Il nous fait savoir que quatre réunions ont déjà eu lieu avec le gouvernement de la région à ce sujet. Une solution envisagée pour y mettre un terme ? « Nous avons comme projet un programme d’éradication de Las Casillas qui consiste à donner à ces familles de nouvelles maisons, un plan d’intégration car il faut les intégrer dans une situation plus normalisée, dans des quartiers normaux puisque pour l’instant ils sont en dehors de la ville et dans une situation difficile. Leur situation est comparable à celle de migrants arrivant dans un pays : il faut les aider à comprendre le fonctionnement du pays, quelles sont les lois, etc.
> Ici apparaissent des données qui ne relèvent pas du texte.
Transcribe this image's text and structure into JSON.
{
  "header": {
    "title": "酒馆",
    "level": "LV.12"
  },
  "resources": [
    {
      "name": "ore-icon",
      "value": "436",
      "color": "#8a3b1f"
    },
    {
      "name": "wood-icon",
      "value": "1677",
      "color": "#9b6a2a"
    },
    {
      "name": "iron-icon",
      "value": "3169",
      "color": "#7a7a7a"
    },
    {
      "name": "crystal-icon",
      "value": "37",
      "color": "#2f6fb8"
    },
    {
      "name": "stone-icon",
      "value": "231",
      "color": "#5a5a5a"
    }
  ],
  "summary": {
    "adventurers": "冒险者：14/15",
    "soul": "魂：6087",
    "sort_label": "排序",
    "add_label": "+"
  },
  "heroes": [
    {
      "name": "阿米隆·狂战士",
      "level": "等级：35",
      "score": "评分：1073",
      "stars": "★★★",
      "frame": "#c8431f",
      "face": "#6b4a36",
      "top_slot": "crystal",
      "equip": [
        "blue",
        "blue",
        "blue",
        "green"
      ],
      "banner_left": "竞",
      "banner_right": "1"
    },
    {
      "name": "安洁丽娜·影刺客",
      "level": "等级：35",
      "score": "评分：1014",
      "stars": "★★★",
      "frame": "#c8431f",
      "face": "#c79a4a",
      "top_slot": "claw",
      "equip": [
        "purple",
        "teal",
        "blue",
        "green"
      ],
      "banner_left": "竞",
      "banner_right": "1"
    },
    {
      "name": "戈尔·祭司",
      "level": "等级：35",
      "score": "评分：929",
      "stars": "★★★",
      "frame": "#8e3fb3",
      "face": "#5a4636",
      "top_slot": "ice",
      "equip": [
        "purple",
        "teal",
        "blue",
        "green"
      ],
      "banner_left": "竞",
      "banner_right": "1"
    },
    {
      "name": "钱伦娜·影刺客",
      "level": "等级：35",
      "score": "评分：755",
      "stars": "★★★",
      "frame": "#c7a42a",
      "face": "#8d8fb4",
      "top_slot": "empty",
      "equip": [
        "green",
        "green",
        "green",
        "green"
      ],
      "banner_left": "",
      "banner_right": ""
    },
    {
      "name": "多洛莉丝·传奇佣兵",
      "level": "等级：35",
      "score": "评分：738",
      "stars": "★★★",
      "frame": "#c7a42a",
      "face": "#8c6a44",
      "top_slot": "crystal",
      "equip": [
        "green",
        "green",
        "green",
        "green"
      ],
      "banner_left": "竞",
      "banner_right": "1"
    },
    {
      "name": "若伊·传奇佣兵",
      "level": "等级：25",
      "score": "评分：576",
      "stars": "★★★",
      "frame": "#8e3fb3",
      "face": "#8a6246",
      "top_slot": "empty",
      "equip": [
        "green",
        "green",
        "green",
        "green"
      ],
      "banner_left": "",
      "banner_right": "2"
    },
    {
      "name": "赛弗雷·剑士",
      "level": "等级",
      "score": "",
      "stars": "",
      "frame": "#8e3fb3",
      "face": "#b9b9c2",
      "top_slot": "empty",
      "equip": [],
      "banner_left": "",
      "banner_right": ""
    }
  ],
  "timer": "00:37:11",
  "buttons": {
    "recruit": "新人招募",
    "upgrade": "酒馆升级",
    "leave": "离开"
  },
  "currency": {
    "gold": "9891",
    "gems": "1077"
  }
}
Notre projet concerne également l’éducation, le travail, le sanitaire. Si à la fin de l’année, cela ne fonctionne pas, on considèrera cela comme un échec. Peut-être serons-nous critiqués, mais nous devrons assumer ces critiques », dit-il en toute franchise avant d’ajouter que « c’est un problème ancien, mais on va essayer de le régler avec le peu de temps dont on dispose. On sait que déjà quelques familles sont parties car elles ont pu obtenir un logement en location et se sont très bien intégrées dans leurs nouveaux quartiers ».
Ces logements de fortune, en face d’immeubles en majeure partie inutilisés, et derrière une station-service : n’est-ce pas un peu dangereux ? « Oui, c’est évident et on ne peut pas le nier. En face, il y a des constructions hors de prix. On est tous coupables de cela, dans une période de crise économique qui prend à la gorge toute l’Espagne. Si ce parc de logements était moins onéreux, nombre de familles auraient moins de difficultés et pourraient s’y installer. Il faut remédier à cela. » La « crise économique » : l’un des principaux noeuds du problème. La mairie planche actuellement sur des solutions alternatives : un système de location pour que ces familles disposent d’un logement et qu’elles en soient responsables. « Un logement adapté à leurs revenus, précise-t-il. On pense à une location sur 20 ou 30 ans à des prix adaptés. Ces habitations appartiendraient à l’administration et devraient être remises à d’autres familles, si celles qui l’occupaient jusqu’alors partaient. » José Maria Montero reste néanmoins très amer sur le fait que « c’est un très mauvais moment économiquement. Avec l’argent qui avait été envisagé, cela aurait permis de faire quelque chose… » Là aussi : un vrai parcours du combattant.